Dijsselbloem: invoering euro is onderschat
De invoering van de euro is destijds ernstig onderschat. Dat vindt minister van Financiën en Eurogroep-voorzitter Jeroen Dijsselbloem (PvdA), zo zei hij woensdag na een lezing in Den Haag.
"Met de kennis van nu hadden we het anders gedaan", zei Dijsselbloem. "Bij de eerste serieuze test heeft het systeem gefaald. Wat we hebben geleerd is dat toetreden tot een monetaire unie veel meer met zich meebrengt dan alleen je oude munt vervangen."
Dijsselbloem noemde het 'moeilijk te zeggen' of het Verdrag van Maastricht, waarmee in 1992 de grondslag voor de euro werd gelegd, achteraf een vergissing is geweest.

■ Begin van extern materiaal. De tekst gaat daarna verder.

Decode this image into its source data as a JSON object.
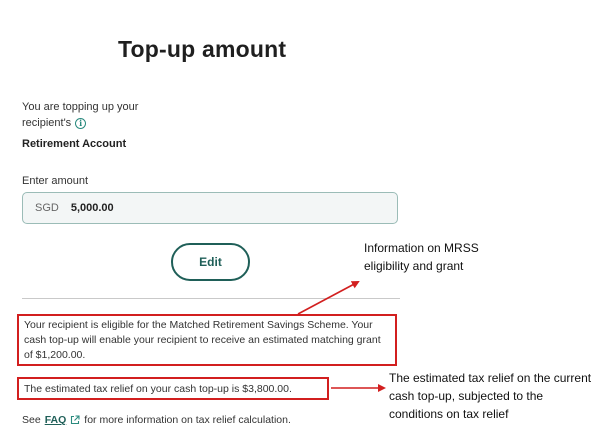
{
  "header": {
    "title": "Top-up amount"
  },
  "intro": {
    "line1": "You are topping up your",
    "line2": "recipient's",
    "account": "Retirement Account",
    "info_icon": "info-icon"
  },
  "amount": {
    "label": "Enter amount",
    "currency": "SGD",
    "value": "5,000.00"
  },
  "actions": {
    "edit_label": "Edit"
  },
  "eligibility": {
    "text": "Your recipient is eligible for the Matched Retirement Savings Scheme. Your cash top-up will enable your recipient to receive an estimated matching grant of $1,200.00."
  },
  "tax_relief": {
    "text": "The estimated tax relief on your cash top-up is $3,800.00."
  },
  "faq": {
    "prefix": "See",
    "link": "FAQ",
    "icon": "external-link-icon",
    "suffix": "for more information on tax relief calculation."
  },
  "annotations": {
    "mrss": "Information on MRSS eligibility and grant",
    "tax": "The estimated tax relief on the current cash top-up, subjected to the conditions on tax relief"
  },
  "colors": {
    "accent": "#1f5f58",
    "highlight": "#d21f1f"
  }
}
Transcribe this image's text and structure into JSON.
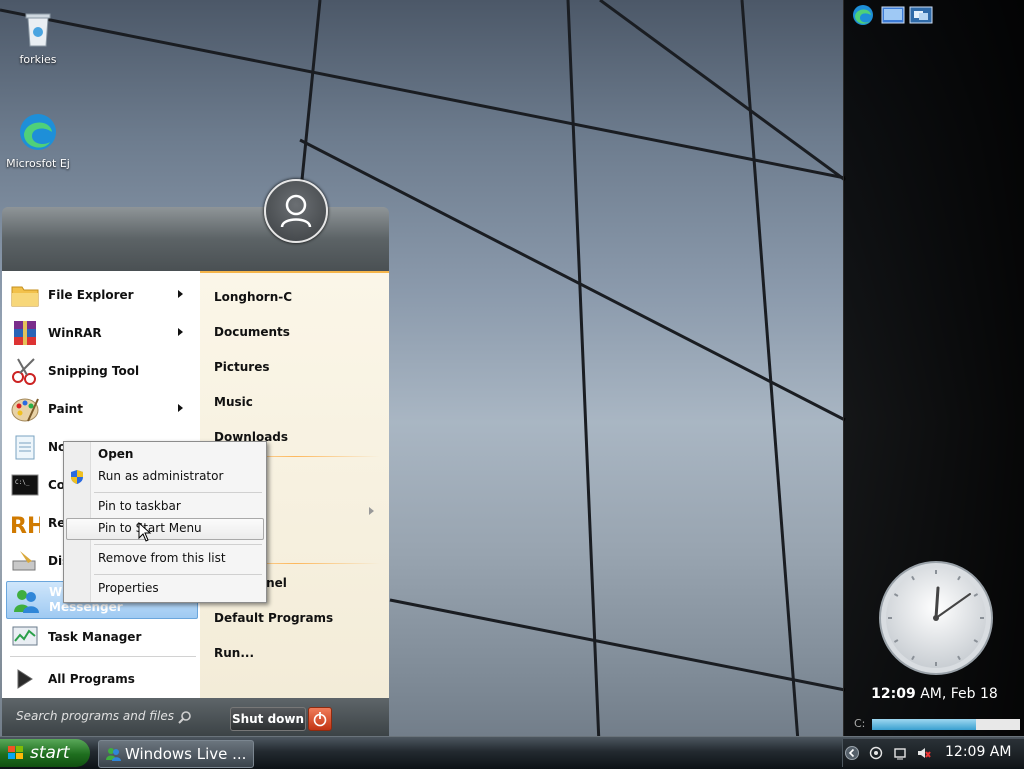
{
  "desktop": {
    "icons": [
      {
        "label": "forkies",
        "icon": "recycle-bin-icon"
      },
      {
        "label": "Microsfot Ej",
        "icon": "edge-icon"
      }
    ]
  },
  "start_menu": {
    "programs": [
      {
        "label": "File Explorer",
        "icon": "folder-icon",
        "submenu": true
      },
      {
        "label": "WinRAR",
        "icon": "winrar-icon",
        "submenu": true
      },
      {
        "label": "Snipping Tool",
        "icon": "scissors-icon",
        "submenu": false
      },
      {
        "label": "Paint",
        "icon": "paint-palette-icon",
        "submenu": true
      },
      {
        "label": "No",
        "icon": "notepad-icon",
        "submenu": false
      },
      {
        "label": "Co",
        "icon": "cmd-icon",
        "submenu": false
      },
      {
        "label": "Re",
        "icon": "resource-hacker-icon",
        "submenu": false
      },
      {
        "label": "Dis",
        "icon": "disk-cleanup-icon",
        "submenu": false
      },
      {
        "label": "Wi",
        "label_line2": "Messenger",
        "icon": "messenger-icon",
        "submenu": true
      },
      {
        "label": "Task Manager",
        "icon": "task-manager-icon",
        "submenu": false
      }
    ],
    "all_programs": "All Programs",
    "right_links": [
      "Longhorn-C",
      "Documents",
      "Pictures",
      "Music",
      "Downloads",
      "r",
      "anel",
      "Default Programs",
      "Run..."
    ],
    "search_placeholder": "Search programs and files",
    "shutdown_label": "Shut down"
  },
  "context_menu": {
    "items": [
      "Open",
      "Run as administrator",
      "Pin to taskbar",
      "Pin to Start Menu",
      "Remove from this list",
      "Properties"
    ]
  },
  "taskbar": {
    "start_label": "start",
    "task_label": "Windows Live ...",
    "time": "12:09 AM"
  },
  "sidebar": {
    "clock_time": "12:09",
    "clock_rest": " AM, Feb 18",
    "drive_label": "C:",
    "drive_usage": 0.7
  },
  "colors": {
    "start_green": "#1e6e1e",
    "menu_accent": "#f5b54a",
    "selection": "#9fcaf2"
  }
}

Dijsselbloem ging in zijn Europe House-lezing in op de nauwere economische samenwerking waartoe de eurocrisis heeft geleid.

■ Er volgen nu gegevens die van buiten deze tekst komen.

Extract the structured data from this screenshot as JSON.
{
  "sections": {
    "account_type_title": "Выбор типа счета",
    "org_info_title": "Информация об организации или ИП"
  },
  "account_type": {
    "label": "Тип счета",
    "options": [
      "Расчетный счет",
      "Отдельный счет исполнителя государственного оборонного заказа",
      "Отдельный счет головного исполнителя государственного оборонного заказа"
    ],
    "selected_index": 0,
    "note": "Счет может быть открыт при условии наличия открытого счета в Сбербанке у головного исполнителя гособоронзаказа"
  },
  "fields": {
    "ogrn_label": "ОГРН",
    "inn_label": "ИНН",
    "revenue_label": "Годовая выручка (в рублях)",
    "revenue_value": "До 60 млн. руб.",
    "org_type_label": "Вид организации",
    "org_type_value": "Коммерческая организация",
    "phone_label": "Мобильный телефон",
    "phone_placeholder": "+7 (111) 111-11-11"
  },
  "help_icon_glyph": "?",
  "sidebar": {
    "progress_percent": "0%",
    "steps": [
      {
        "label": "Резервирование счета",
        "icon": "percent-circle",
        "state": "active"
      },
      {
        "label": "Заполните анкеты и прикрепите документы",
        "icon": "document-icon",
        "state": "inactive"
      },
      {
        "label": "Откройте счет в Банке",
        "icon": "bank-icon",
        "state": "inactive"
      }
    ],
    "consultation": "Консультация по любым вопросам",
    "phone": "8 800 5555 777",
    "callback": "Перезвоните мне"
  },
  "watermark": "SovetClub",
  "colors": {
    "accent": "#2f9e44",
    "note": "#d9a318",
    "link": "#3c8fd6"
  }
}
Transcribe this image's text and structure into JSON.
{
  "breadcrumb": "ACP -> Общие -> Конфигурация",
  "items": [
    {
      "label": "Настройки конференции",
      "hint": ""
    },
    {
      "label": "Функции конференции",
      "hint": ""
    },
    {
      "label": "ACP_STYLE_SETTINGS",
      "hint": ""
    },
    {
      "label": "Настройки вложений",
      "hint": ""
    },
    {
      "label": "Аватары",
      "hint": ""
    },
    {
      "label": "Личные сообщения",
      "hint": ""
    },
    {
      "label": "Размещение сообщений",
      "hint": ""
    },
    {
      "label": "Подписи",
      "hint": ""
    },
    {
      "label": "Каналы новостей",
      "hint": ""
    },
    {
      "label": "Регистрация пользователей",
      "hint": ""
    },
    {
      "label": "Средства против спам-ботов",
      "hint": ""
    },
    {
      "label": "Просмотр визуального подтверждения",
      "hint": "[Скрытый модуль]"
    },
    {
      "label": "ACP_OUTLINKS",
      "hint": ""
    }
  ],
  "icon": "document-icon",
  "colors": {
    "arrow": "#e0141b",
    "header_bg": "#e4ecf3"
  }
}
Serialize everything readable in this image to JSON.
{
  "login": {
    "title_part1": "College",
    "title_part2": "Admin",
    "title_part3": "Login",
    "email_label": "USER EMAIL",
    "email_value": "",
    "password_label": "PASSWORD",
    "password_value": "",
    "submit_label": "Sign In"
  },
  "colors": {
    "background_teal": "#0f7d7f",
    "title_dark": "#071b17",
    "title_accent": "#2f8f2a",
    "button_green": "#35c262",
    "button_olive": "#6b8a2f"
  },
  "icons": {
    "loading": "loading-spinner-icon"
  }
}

Zo bespreken de eurolanden vrijdag in de Eurogroep voor de eerste keer elkaars begrotingen voor volgend jaar. Dijsselbloem hamerde erop dat de eurolanden ook na de crisis moeten doorgaan met het hervormen van zowel hun economie als hun sociale stelsel.

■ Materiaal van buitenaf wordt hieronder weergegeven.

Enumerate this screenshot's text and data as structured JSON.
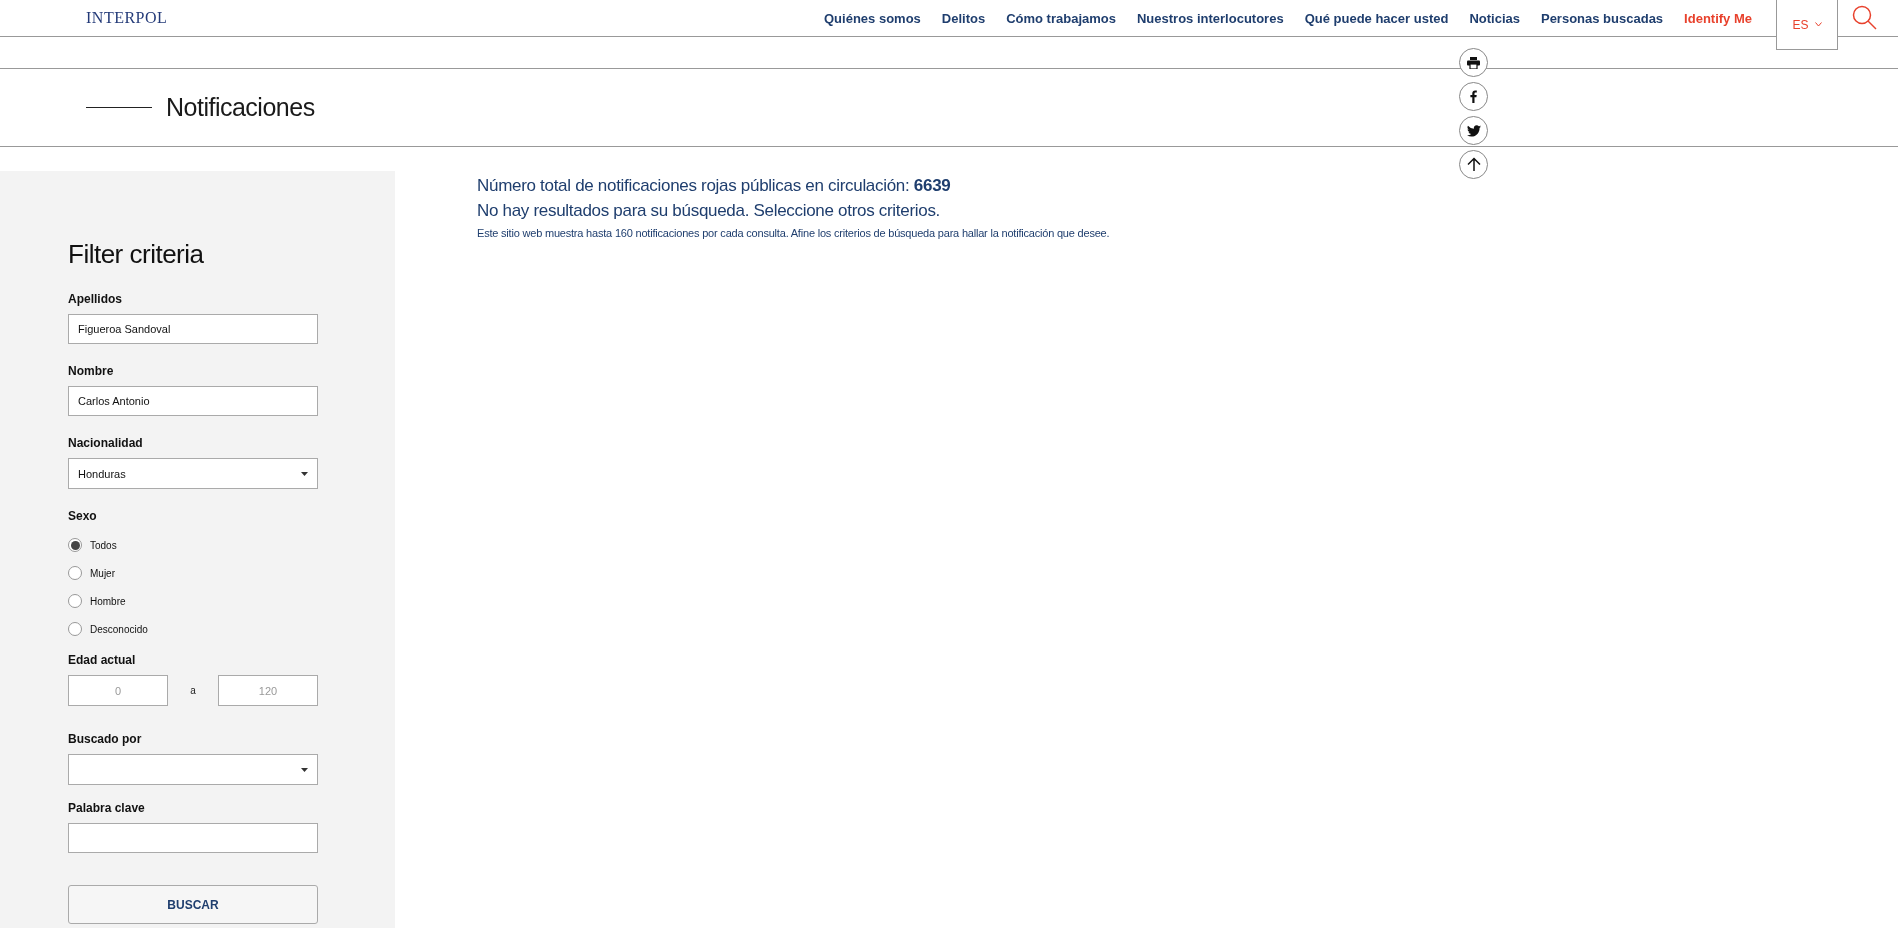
{
  "header": {
    "logo": "INTERPOL",
    "nav": [
      {
        "label": "Quiénes somos",
        "kind": "normal"
      },
      {
        "label": "Delitos",
        "kind": "normal"
      },
      {
        "label": "Cómo trabajamos",
        "kind": "normal"
      },
      {
        "label": "Nuestros interlocutores",
        "kind": "normal"
      },
      {
        "label": "Qué puede hacer usted",
        "kind": "normal"
      },
      {
        "label": "Noticias",
        "kind": "normal"
      },
      {
        "label": "Personas buscadas",
        "kind": "normal"
      },
      {
        "label": "Identify Me",
        "kind": "highlight"
      }
    ],
    "language": "ES"
  },
  "page_title": "Notificaciones",
  "filter": {
    "title": "Filter criteria",
    "surname": {
      "label": "Apellidos",
      "value": "Figueroa Sandoval"
    },
    "name": {
      "label": "Nombre",
      "value": "Carlos Antonio"
    },
    "nationality": {
      "label": "Nacionalidad",
      "value": "Honduras"
    },
    "sex": {
      "label": "Sexo",
      "options": [
        {
          "label": "Todos",
          "selected": true
        },
        {
          "label": "Mujer",
          "selected": false
        },
        {
          "label": "Hombre",
          "selected": false
        },
        {
          "label": "Desconocido",
          "selected": false
        }
      ]
    },
    "age": {
      "label": "Edad actual",
      "from_placeholder": "0",
      "separator": "a",
      "to_placeholder": "120"
    },
    "wanted_by": {
      "label": "Buscado por"
    },
    "keyword": {
      "label": "Palabra clave"
    },
    "button": "BUSCAR"
  },
  "results": {
    "total": "Número total de notificaciones rojas públicas en circulación: **6639**",
    "message": "No hay resultados para su búsqueda. Seleccione otros criterios.",
    "note": "Este sitio web muestra hasta 160 notificaciones por cada consulta. Afine los criterios de búsqueda para hallar la notificación que desee."
  }
}
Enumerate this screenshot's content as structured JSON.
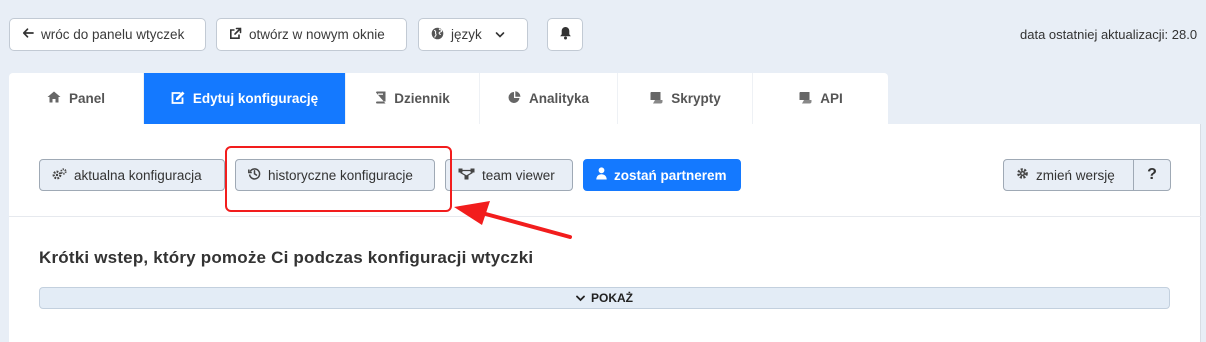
{
  "topbar": {
    "back_label": "wróc do panelu wtyczek",
    "open_window_label": "otwórz w nowym oknie",
    "language_label": "język",
    "last_update": "data ostatniej aktualizacji: 28.0"
  },
  "tabs": [
    {
      "label": "Panel",
      "icon": "home-icon"
    },
    {
      "label": "Edytuj konfigurację",
      "icon": "edit-icon"
    },
    {
      "label": "Dziennik",
      "icon": "book-icon"
    },
    {
      "label": "Analityka",
      "icon": "pie-chart-icon"
    },
    {
      "label": "Skrypty",
      "icon": "scroll-icon"
    },
    {
      "label": "API",
      "icon": "scroll-icon"
    }
  ],
  "toolbar": {
    "current_config": "aktualna konfiguracja",
    "history_config": "historyczne konfiguracje",
    "team_viewer": "team viewer",
    "partner": "zostań partnerem",
    "change_version": "zmień wersję",
    "help": "?"
  },
  "intro": {
    "title": "Krótki wstep, który pomoże Ci podczas konfiguracji wtyczki",
    "show_label": "POKAŻ"
  },
  "colors": {
    "accent": "#1479ff",
    "annotation": "#f21d1d"
  }
}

Of de nieuwe regels zullen werken, zal de komende jaren pas blijken, zei Dijsselbloem. "De nieuwe regels zullen worden getest als een van de grote landen wordt geconfronteerd met problemen en daar niets aan doet. Zullen we dan in een niet-crisissituatie in staat zijn om de druk hoog te houden? Uiteindelijk is het politieke wil die bepaalt of we de confrontatie willen aangaan."
In zijn lezing hamerde Dijsselbloem op de noodzaak van verdere sociaaleconomische hervormingen. Dat is volgens hem de enige weg naar economische groei, ook voor probleemlanden als Griekenland. Tegelijkertijd zei Dijsselbloem dat de Eurogroep 'klaarstaat om Griekenland te steunen, ook na het huidige programma'.